At the Maxi Trial, the widows and children of Carabinieri Raiti, Di Barca and Franzolin as well as those of driver Di Lavore also joined as civil parties. On December 16, 1987, the first-degree verdict of the Maxiprocesso was pronounced, sentencing Salvatore Riina, Bernardo Provenzano, Francesco Madonia, Michele Greco, Giuseppe Greco and Benedetto Santapaola to life imprisonment for the Circonvallazione massacre, while Mario Prestifilippo was declared no longer prosecutable because he had been killed a few months earlier; on the other hand, Rosario Riccobono, Bernardo Brusca, Salvatore Scaglione, Giuseppe Calò and Antonino Geraci were acquitted by insufficient evidence, and Salvatore Greco, Filippo Marchese, Pietro Vernengo, Giovanni Scaduto, Ignazio Motisi and Andrea Di Carlo were acquitted by full verdict.

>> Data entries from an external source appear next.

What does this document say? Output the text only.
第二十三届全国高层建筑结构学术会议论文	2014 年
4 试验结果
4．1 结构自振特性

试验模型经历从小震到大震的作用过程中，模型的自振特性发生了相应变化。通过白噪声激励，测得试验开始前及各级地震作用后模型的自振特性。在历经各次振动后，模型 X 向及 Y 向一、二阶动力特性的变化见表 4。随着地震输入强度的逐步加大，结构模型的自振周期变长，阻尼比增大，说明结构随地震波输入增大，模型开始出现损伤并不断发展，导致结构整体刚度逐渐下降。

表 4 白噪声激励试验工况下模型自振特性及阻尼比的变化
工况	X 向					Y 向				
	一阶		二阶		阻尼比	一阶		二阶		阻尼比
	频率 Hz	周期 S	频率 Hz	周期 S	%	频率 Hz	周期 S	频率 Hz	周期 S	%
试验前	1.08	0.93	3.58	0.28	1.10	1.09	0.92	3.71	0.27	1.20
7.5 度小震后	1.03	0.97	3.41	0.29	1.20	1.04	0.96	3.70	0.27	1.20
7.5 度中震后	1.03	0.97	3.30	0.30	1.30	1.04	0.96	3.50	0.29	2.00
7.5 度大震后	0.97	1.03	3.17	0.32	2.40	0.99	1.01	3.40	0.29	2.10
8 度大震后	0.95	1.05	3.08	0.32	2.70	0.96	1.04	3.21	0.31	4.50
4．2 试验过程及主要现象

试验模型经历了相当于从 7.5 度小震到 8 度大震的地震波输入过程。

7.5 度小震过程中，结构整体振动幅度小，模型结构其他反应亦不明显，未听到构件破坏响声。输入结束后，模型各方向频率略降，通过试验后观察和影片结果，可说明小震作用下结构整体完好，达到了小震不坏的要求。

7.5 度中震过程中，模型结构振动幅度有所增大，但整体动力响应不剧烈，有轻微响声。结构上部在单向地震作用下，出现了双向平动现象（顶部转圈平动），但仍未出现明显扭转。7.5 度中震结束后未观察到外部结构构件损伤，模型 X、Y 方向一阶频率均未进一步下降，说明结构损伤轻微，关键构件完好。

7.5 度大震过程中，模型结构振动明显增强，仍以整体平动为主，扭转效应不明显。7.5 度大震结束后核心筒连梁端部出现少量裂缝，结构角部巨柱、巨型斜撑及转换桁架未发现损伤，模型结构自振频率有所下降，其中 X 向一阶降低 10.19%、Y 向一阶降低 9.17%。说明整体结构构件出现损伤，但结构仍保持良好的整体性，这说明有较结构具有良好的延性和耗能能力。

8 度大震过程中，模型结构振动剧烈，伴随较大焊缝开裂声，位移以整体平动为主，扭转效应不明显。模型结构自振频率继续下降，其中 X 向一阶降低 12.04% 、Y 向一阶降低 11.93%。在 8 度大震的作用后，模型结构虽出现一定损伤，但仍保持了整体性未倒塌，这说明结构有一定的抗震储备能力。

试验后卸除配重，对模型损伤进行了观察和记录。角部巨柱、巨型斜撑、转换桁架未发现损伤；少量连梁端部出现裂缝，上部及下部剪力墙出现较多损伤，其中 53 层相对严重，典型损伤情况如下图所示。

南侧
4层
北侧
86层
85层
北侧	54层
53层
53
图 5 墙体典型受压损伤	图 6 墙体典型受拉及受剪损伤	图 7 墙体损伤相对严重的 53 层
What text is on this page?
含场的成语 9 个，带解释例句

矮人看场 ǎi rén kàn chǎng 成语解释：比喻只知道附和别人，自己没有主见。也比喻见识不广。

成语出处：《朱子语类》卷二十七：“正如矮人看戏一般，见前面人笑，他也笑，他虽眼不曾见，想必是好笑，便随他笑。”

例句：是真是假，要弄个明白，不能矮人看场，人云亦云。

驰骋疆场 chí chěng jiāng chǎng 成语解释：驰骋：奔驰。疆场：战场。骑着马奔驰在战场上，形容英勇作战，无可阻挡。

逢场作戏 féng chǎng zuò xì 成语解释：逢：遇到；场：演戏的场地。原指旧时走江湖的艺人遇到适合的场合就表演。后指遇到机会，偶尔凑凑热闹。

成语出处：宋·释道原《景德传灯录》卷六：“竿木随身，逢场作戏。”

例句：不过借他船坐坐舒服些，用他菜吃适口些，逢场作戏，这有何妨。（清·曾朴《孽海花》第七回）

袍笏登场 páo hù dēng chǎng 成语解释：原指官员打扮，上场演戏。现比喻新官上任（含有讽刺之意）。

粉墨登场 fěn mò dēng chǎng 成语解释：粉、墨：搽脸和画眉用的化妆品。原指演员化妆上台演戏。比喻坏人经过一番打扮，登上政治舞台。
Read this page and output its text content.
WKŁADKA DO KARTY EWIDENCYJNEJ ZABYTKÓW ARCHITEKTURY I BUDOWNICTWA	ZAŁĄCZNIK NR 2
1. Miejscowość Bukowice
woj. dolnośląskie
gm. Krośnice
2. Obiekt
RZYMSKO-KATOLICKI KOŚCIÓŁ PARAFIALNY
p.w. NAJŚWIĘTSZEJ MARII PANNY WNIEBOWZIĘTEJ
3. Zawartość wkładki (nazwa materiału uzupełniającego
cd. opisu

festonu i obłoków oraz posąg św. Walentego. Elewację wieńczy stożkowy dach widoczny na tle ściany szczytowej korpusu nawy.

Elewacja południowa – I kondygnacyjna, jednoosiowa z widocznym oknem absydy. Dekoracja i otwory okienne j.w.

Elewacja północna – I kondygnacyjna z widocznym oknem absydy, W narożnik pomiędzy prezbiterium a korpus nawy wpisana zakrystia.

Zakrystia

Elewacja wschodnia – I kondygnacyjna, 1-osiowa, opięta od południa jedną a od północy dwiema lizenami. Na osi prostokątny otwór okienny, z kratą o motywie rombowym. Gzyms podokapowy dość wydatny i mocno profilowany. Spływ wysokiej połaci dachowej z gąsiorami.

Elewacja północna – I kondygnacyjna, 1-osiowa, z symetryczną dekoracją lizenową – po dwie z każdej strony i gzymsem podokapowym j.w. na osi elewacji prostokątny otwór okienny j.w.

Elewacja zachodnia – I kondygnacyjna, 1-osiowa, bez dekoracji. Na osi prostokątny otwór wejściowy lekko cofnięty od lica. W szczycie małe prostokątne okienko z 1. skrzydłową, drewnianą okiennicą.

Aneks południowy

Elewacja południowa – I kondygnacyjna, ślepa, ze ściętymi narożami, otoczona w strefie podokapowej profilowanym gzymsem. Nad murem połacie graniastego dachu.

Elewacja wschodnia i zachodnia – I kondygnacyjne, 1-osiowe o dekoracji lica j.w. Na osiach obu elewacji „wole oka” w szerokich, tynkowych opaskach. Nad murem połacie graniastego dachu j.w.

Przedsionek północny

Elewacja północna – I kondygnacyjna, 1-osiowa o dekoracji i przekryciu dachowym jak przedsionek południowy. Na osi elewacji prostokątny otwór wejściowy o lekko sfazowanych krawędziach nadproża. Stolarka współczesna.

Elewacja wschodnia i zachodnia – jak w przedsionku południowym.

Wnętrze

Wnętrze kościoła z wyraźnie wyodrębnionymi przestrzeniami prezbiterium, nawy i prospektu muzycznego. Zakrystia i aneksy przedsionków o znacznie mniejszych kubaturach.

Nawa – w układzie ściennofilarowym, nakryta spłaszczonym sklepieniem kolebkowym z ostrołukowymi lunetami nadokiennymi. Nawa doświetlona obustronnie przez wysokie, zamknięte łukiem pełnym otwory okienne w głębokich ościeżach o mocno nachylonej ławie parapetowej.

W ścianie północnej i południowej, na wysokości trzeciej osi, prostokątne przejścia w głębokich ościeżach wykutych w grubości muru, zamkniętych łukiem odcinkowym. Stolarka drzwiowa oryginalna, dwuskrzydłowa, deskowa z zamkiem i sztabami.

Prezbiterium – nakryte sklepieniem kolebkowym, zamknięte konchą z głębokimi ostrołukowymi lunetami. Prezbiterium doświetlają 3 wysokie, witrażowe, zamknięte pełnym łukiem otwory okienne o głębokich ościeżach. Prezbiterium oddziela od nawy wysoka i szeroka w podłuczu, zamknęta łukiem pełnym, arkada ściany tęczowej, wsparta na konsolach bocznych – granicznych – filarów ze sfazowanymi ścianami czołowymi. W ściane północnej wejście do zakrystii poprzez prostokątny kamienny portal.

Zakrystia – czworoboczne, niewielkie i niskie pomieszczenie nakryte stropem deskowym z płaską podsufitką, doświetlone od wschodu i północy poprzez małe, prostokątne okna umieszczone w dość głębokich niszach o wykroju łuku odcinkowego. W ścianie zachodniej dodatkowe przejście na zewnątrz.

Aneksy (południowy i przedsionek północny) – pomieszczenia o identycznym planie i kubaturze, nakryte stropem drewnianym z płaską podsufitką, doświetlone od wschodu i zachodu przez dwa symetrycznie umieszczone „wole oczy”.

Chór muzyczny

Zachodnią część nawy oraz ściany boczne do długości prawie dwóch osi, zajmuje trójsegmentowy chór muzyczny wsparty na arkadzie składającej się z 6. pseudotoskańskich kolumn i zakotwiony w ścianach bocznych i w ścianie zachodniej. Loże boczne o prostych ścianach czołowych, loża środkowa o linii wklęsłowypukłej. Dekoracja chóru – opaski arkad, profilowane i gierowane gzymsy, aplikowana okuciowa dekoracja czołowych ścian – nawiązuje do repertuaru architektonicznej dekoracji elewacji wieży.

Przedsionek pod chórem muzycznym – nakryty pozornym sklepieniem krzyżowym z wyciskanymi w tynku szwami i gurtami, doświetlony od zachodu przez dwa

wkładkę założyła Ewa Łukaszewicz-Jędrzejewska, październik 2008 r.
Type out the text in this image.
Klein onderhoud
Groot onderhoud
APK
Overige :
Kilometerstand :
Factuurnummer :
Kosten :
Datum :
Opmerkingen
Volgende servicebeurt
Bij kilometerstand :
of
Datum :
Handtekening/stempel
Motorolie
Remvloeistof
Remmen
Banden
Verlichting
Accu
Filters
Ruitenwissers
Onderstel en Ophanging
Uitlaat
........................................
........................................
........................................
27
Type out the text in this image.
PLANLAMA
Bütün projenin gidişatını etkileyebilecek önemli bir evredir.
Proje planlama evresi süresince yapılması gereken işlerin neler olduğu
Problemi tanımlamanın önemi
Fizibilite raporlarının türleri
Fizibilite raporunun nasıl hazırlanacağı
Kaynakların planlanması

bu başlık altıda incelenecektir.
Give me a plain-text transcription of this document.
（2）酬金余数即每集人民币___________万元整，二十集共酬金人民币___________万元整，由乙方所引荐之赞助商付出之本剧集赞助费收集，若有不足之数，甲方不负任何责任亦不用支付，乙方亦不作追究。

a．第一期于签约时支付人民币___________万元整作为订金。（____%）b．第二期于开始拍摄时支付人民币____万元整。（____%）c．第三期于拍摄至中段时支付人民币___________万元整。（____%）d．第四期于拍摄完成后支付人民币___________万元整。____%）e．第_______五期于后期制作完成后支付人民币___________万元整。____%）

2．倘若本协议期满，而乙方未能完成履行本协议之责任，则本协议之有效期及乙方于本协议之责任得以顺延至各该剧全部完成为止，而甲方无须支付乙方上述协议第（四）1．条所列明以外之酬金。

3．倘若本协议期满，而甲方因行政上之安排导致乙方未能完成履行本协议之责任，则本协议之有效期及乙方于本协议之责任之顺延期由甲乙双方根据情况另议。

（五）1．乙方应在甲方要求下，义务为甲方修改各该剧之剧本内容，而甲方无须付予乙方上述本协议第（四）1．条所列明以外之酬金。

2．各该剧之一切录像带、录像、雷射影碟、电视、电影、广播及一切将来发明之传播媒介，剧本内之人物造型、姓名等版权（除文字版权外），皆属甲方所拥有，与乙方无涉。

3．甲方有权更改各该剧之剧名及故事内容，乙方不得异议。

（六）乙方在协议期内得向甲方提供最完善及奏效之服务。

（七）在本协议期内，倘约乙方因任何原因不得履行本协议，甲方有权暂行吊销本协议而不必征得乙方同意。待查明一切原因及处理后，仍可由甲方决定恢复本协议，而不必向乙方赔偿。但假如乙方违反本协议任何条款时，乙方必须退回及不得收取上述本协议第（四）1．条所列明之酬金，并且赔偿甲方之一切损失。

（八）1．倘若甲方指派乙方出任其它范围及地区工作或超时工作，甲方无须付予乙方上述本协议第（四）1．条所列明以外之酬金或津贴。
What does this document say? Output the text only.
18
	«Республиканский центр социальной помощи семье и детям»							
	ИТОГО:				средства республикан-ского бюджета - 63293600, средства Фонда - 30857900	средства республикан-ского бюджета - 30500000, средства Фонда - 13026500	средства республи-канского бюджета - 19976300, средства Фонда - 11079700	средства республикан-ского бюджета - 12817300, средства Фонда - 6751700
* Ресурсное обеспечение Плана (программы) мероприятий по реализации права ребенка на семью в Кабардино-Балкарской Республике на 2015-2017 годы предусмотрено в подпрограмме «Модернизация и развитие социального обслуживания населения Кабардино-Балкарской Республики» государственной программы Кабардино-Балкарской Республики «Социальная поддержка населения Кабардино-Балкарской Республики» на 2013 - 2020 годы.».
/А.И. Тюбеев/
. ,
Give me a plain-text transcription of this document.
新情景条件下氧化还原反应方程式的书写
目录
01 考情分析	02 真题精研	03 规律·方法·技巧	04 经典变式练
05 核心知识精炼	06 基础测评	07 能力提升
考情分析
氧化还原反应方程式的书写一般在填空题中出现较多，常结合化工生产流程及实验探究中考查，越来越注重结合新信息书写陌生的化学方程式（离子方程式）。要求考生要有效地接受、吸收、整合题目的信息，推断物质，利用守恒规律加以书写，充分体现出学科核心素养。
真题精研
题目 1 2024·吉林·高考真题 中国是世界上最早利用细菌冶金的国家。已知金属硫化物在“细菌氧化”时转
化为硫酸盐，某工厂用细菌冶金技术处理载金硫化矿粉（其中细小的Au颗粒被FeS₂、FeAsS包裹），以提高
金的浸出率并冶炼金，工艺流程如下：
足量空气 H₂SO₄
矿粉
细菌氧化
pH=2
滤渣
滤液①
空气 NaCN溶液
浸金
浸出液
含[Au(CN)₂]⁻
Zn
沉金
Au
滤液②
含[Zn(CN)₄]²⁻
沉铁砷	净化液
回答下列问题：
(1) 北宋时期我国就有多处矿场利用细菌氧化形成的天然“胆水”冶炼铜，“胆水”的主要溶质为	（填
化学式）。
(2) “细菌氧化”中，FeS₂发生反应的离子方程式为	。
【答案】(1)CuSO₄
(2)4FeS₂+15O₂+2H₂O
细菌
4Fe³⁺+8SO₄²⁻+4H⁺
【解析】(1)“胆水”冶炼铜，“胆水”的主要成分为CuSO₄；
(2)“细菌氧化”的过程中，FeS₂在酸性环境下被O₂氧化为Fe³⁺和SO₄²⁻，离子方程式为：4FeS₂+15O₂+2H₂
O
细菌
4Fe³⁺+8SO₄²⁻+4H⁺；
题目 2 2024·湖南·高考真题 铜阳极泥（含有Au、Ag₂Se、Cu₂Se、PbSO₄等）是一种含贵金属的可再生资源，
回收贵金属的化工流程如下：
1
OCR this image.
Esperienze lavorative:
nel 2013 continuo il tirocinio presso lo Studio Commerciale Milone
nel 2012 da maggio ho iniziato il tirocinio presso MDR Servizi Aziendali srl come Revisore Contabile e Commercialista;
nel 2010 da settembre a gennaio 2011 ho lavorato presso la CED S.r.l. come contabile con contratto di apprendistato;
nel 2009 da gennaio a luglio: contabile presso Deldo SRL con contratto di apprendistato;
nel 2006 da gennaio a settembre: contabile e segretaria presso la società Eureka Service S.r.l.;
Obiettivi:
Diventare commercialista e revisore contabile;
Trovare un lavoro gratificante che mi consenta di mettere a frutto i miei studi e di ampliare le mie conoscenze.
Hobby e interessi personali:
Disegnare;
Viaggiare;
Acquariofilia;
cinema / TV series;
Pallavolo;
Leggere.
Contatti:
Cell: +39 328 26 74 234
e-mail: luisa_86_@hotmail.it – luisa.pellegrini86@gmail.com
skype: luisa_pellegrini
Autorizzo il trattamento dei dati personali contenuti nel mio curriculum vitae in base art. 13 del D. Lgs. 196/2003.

The Maxi Trial appeal trial opened on February 22, 1989, and concluded on December 10 of the following year: the Court of Appeals, presided over by Vincenzo Palmegiano, completely overturned the first-degree verdict and upheld only Santapaola's conviction while acquitting the other defendants, on the grounds that the massacre was not attributable to the members of the "Commission" but was allegedly the work of individual Mafia groups (in particular the clan of Rosario Riccobono which controlled the territory in which the massacre took place and was allied with the Santapaola in the heroin trade) who, having unlimited decision-making autonomy in matters relating to drug trafficking, wanted to avenge a "snub" made by Alfio Ferlito in a drug deal.

On January 30, 1992, the First Criminal Chamber of the Supreme Court, headed by Arnaldo Valente, annulled the appeal acquittals because it found the reasons given illogical and ordered a new trial for the defendants. The retrial was held between 1993 and 1995 before the Court of Appeals presided over by Rosario Gino: on March 18, 1995, Salvatore Riina, Bernardo Provenzano, Michele Greco, Francesco Madonia, Giuseppe Calò, Bernardo Brusca and Antonino Geraci were sentenced as principals to life imprisonment.

In 1996, statements by collaborators Calogero Ganci, Francesco Paolo Anzelmo, Giovanni Brusca and Salvatore Cucuzza, who self-accused themselves of carrying out the massacre, prompted investigators to reopen the investigation: in 2003, in addition to Ganci, Anzelmo, Brusca and Cucuzza, Raffaele Ganci (Calogero's father), Antonino Madonia and Giuseppe Lucchese were remanded for trial, while Michelangelo La Barbera, Mariano Tullio Troia and Salvatore Montalto chose the abbreviated trial; Giuseppe Greco "Scarpuzzedda" could not be tried as he had been declared dead for several years.

During the trial, defendant Antonino Madonia called the president of the court Salvatore Di Vitale and prosecutor Domenico Gozzo (already reached by a threatening letter from Madonia) "scoundrels" and tried to recuse himself from the court, without success. However, on February 2, 2005, the gup Fabio Licata sentenced La Barbera, Tullio Troia and Montalto to life imprisonment, while on October 14 of the same year the Palermo Court of Assizes, presided over by Salvatore Di Vitale, pronounced life imprisonment for Raffaele Ganci, Antonino Madonia and Giuseppe Lucchese and declared the crime prescribed for Calogero Ganci, Francesco Paolo Anzelmo, Giovanni Brusca and Salvatore Cucuzza. In 2006 the sentence was upheld on appeal.